American lawyer (born 1972)

Layli Miller-Muro (née Bashir; born March 24, 1972) is an American attorney and activist. She is the founder and former CEO of Tahirih Justice Center, a national non-profit dedicated to protecting women from human rights abuses such as rape, female genital mutilation/cutting, domestic violence, human trafficking, and forced marriage. Tahirih's holistic model for protection combines free legal services and social services case management with public policy advocacy, education, and outreach.

==Human rights advocacy==
Miller-Muro founded the organization in 1997 following her involvement in Matter of Kasinga, a high-profile case that set national precedent and changed asylum law in the United States. Fauziya Kassindja (born 1977), who had fled Togo in fear of a forced polygamous marriage and a tribal practice known as female genital mutilation, was granted asylum in 1996 by the U.S. Board of Immigration Appeals.

This decision opened the door to recognizing gender-based persecution as grounds for asylum. Using her portion of the proceeds from a book she and Kassindja co-authored about the case (Do They Hear You When You Cry? Delacorte Press, 1998), Miller-Muro established Tahirih.

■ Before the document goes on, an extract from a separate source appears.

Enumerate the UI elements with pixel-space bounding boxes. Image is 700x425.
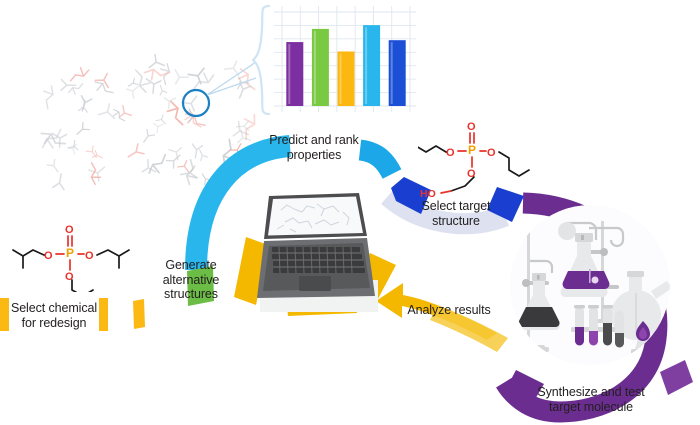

Since 2001, she has led the Tahirih Justice Center in serving more than 25,000 women and children since 1997, growing the non-profit from a staff of 6 to over 70, and expanding its offices from Greater DC to Houston, Baltimore and San Francisco. In recognition of its sound management and innovative programs, under Miller-Muro's leadership, the Tahirih Justice Center won The Washington Post Award for Management Excellence and gained recognition for its innovative use of pro bono services in the Stanford Social Innovation Review.

Prior to joining the Tahirih Justice Center as executive director in 2001, Miller-Muro was an attorney at the Washington, D.C., law firm of Arnold & Porter, where she practiced international litigation. Prior to joining Arnold & Porter, Miller-Muro was an attorney-advisor at the U.S. Department of Justice, Board of Immigration Appeals.

== Education ==
Miller-Muro received her JD and MA in International Relations from American University and B.A. from Agnes Scott College, specializing in political science, sociology and anthropology.

==Recognition==
Among her many awards and recognitions, Miller-Muro was named DC Young Mother of the Year in 2015 by American Mothers Inc. She was also named one of 50 powerful women religious leaders to celebrate on International Women's Day in 2014 by The Huffington Post, and, in 2013, she received an honorary doctorate from Northern Illinois University.

In 2012, she was recognized for her work at the Tahirih Justice Center and named one of Newsweek/The Daily Beast 's 150 Most Fearless Women in the World. In the same year, she received Diane Von Fürstenberg's People's Voice Award and made the list of Goldman Sachs' Top 100 Most Innovative Entrepreneurs. Additionally, in 2010, she was awarded the Smart CEO Brava! Women Business Achievement Award which recognizes 25 female executives who are exemplary leaders within their companies and communities at large.

== Personal life ==
Miller-Muro lives in Washington D.C., with her husband, Gil Miller-Muro, and their three children. She is an active member of the Baháʼí Faith.